Thames Water has been fined £3.34m after millions of litres of raw sewage flooded two rivers near Gatwick.
Judge Christine Laing KC DL told Lewes crown court Thames Water deliberately misled the Environment Agency during its investigation.
The untreated effluent killed several thousand fish after equipment failed in late 2017, and the consequence was sewage pouring into one river and then another for several hours.
Investigators found almost 1,400 dead fish in Gatwick Stream and the River Mole, but the court heard this was a fraction of the number the Environment Agency believes were killed.
Many more would have been lost in vegetation and deep pools or eaten by birds and other animals. An Environment Agency officer said the Mole was “carpeted” with dead fish. Species killed included a large 6lbs barbel, plus bream, chub, gudgeon, perch, pike and roach.
A pump at the company’s sewage treatment works in Crawley was activated in error. This led to a storm lagoon discharging sewage and rainwater into the stream, which pushing it into the Mole, despite there being no significant rainfall. The lagoon should only come into operation in wet weather.
Judge Laing heard that in the days after the incident, Thames Water said its infrastructure had nothing to do with the pollution. However, they later pleaded guilty to four breaches of environmental law.
Jamie Lloyd, a senior environment officer at the Environment Agency and who led the investigation, said:
“Thames Water missed several opportunities to prevent this pollution incident from occurring. Staff appear to have been oblivious to malfunctions at the sewage treatment works leading up to it and did nothing to intervene. When the alarm was raised, no decisive action was taken until the damage was done.
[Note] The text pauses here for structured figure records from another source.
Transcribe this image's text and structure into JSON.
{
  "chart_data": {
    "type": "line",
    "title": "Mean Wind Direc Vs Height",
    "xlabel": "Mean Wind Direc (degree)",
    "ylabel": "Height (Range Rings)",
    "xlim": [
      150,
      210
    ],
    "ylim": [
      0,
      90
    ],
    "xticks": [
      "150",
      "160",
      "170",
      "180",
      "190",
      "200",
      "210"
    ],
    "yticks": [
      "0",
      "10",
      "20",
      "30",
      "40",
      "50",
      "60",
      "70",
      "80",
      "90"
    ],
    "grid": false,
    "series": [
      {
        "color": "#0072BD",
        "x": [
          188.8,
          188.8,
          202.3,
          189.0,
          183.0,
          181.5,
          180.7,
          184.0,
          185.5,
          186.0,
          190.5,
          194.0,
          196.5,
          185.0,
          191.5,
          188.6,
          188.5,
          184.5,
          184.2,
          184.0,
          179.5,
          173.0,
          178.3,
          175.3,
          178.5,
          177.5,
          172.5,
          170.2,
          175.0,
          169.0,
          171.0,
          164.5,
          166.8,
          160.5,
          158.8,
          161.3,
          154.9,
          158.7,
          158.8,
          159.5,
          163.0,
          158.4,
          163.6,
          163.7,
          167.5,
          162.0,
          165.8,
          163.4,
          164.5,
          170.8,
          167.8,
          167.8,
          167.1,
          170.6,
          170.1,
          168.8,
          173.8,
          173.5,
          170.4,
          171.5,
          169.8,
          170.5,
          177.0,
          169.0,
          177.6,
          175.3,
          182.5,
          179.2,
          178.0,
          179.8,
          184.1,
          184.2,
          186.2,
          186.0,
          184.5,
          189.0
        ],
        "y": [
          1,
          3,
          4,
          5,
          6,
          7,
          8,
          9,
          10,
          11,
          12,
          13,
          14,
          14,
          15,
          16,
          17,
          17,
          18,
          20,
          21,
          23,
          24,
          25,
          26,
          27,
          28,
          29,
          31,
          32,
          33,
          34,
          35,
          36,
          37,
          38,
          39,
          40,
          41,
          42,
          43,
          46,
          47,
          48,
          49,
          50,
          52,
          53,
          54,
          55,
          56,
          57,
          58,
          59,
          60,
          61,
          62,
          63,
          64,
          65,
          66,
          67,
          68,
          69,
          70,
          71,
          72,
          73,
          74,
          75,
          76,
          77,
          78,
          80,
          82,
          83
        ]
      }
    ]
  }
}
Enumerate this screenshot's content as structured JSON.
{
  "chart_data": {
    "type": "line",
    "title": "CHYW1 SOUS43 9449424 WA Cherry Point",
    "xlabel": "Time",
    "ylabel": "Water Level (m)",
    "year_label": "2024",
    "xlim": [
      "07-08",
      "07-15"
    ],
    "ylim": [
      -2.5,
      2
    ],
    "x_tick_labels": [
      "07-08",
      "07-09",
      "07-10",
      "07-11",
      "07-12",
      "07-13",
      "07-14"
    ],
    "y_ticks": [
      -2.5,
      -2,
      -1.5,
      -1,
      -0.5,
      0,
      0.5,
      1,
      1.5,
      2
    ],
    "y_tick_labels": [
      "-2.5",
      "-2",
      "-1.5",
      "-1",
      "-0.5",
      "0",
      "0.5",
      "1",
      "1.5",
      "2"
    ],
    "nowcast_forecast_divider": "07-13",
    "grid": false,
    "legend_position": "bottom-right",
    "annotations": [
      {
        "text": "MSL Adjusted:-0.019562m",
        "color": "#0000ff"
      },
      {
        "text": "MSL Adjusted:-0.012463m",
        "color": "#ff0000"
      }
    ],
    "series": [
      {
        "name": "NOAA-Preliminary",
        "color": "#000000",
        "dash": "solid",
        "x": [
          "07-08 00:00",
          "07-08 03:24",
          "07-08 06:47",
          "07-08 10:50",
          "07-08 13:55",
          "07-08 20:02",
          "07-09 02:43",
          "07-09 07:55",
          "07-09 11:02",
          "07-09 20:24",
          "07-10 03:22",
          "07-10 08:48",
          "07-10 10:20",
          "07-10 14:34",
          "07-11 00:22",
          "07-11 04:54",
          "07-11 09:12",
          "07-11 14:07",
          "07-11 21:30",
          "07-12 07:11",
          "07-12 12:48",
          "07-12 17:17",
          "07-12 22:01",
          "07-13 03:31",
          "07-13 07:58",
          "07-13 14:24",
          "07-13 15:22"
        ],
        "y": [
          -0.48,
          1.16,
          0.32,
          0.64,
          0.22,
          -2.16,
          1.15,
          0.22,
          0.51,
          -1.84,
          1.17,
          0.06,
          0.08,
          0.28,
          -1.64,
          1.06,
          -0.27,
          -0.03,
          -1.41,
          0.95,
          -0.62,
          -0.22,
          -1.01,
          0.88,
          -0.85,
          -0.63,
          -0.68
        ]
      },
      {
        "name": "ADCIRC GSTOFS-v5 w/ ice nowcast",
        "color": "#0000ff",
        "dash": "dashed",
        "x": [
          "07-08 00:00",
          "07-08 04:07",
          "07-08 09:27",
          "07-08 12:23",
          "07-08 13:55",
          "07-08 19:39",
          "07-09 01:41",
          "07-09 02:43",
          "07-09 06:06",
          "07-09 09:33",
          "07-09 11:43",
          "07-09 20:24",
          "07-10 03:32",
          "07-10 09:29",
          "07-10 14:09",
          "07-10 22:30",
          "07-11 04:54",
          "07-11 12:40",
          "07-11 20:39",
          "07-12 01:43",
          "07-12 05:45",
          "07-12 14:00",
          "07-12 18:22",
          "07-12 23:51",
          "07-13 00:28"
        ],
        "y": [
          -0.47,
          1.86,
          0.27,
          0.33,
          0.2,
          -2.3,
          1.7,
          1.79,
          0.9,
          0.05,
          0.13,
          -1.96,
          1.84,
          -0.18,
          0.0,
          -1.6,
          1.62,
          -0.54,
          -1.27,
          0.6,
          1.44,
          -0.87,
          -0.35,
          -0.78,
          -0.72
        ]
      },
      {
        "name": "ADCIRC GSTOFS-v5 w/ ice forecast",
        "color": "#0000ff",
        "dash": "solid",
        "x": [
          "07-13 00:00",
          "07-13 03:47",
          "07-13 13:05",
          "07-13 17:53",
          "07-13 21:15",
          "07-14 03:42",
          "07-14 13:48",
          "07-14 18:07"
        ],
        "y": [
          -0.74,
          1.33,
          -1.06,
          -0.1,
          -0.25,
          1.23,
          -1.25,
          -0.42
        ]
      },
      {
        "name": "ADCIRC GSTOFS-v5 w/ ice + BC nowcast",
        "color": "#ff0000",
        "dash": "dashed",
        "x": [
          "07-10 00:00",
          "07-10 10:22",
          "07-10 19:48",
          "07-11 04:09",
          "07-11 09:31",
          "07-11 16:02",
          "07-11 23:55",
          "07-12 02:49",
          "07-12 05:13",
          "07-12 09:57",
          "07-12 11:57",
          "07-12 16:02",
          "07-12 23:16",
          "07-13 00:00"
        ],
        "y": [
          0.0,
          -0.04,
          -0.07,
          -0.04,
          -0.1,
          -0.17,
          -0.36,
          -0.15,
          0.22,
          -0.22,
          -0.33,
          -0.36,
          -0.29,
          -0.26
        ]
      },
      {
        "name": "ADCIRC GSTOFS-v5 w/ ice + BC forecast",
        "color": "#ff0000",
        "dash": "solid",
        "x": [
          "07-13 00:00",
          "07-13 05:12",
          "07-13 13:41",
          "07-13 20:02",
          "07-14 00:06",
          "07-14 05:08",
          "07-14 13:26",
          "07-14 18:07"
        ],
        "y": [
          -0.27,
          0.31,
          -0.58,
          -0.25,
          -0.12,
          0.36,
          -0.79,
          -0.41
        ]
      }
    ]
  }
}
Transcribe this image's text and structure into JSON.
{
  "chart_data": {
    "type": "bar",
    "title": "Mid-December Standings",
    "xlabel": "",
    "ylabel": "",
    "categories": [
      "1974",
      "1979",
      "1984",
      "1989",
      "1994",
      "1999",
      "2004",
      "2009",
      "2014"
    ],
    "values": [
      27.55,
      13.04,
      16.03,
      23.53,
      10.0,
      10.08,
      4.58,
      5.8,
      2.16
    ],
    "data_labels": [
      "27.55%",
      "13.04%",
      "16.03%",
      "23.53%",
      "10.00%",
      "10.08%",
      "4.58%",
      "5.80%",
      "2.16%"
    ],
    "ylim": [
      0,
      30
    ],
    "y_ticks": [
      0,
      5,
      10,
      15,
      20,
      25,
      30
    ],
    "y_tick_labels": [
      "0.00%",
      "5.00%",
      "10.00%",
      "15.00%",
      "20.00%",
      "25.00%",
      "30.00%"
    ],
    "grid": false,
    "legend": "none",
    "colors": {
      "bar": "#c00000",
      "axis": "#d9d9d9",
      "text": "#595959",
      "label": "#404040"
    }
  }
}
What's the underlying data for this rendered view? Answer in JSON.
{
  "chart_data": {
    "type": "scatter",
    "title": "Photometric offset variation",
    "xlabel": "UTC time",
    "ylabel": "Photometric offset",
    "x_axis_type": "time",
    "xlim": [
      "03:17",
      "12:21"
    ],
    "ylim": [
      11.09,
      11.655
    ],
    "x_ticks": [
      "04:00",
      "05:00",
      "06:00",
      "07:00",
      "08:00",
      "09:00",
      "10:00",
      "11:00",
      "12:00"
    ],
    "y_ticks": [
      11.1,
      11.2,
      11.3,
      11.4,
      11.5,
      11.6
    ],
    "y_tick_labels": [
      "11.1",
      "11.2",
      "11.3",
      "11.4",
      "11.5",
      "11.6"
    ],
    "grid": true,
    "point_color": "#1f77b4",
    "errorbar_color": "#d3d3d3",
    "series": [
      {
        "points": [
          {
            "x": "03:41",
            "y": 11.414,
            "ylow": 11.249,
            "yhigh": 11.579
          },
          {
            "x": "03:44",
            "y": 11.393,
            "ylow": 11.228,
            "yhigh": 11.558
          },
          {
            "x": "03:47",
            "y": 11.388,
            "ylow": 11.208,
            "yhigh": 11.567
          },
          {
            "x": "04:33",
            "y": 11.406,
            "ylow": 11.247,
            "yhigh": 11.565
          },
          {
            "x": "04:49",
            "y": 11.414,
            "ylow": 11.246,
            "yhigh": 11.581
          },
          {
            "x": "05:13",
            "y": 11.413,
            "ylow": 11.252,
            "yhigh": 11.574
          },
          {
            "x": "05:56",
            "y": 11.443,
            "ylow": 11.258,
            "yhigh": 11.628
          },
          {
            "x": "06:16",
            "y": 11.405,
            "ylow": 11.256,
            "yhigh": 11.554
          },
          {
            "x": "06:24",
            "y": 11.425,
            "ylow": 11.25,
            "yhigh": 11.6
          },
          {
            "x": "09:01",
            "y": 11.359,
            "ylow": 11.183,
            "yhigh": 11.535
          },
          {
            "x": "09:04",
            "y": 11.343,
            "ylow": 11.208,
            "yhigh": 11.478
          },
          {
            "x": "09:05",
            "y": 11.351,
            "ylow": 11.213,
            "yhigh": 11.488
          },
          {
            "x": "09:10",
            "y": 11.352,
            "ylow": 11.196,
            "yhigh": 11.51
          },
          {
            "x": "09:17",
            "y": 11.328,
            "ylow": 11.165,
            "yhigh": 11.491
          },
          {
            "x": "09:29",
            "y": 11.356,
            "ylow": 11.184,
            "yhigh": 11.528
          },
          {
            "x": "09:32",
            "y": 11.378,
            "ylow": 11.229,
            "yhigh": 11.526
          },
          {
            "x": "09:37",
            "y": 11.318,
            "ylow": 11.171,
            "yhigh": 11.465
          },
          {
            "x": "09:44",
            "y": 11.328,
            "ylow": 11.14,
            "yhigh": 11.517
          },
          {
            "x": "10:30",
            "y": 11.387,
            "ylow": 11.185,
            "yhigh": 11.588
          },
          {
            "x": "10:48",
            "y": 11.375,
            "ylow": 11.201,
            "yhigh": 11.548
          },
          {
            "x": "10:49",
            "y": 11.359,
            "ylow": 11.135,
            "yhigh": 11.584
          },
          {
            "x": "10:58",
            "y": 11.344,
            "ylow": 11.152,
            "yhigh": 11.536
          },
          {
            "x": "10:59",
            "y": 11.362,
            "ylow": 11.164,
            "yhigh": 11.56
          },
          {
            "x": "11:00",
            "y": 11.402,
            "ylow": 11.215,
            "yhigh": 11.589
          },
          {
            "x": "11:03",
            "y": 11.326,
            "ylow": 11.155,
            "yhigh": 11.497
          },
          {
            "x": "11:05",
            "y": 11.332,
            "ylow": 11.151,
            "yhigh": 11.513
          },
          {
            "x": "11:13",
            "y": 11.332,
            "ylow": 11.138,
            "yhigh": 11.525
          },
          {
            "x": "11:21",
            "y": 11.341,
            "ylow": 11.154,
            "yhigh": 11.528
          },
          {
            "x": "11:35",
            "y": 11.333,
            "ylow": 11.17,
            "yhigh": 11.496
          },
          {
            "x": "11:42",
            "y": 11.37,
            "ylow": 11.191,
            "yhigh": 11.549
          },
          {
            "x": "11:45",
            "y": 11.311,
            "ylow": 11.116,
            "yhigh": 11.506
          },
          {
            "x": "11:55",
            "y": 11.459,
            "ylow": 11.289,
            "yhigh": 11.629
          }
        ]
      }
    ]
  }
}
“Thames Water failed to take responsibility for the incident until several years later – and didn’t provide vital information when requested by the Environment Agency during our investigation.
“We brought this case due to the major environmental impact caused, and because it was entirely avoidable. Thames Water failed to have adequate systems in place to manage the pollution-risk from their site and didn’t respond to alarms.”
The Environment Agency told the court it was a “reckless failure” by Thames Water to not put in place systems to avoid the pollution – and to enforce them.
The problems started a day before the incident. A pump at the sewage works, in the shadow of Gatwick Airport, started working incorrectly, filling the storm lagoon with untreated sewage. The next day, that effluent overflowed from the lagoon into Gatwick Stream and the River Mole.
Thames Water had allowed untreated sewage to pour into the rivers from the lagoon outside of storm conditions. That was illegal.
Nearly 5 kilometres of river, full of protected species like European eel and brown trout and countless other fish, were in grave danger. It had been a popular spot for anglers.
The storm lagoon was only three-quarters the legally required size, meaning it filled up with sewage earlier, discharged into the rivers sooner, giving less protection to fish.
A visual check of the storm lagoon would have told them. Staff could have looked at equipment monitoring the rivers and at the water itself. A range of options to mitigate the disaster were available, but all were missed.
Logbooks revealed staff consistently rated equipment as “unsatisfactory” in the months before the incident and several weeks afterwards.
Thames Water pleaded guilty at an earlier hearing to four breaches of the Environmental Permitting (England and Wales) Regulations 2016 regarding the pollution and operation of Crawley sewage treatment works between 9 and 14 October 2017.
In addition to the £3.34m fine, judge Laing ordered Thames Water to pay the Environment Agency’s costs of £128,961.05.
Prosecutions of Thames Water by the Environment Agency for pollution incidents have now led to fines of £35.7m between 2017 and 2023.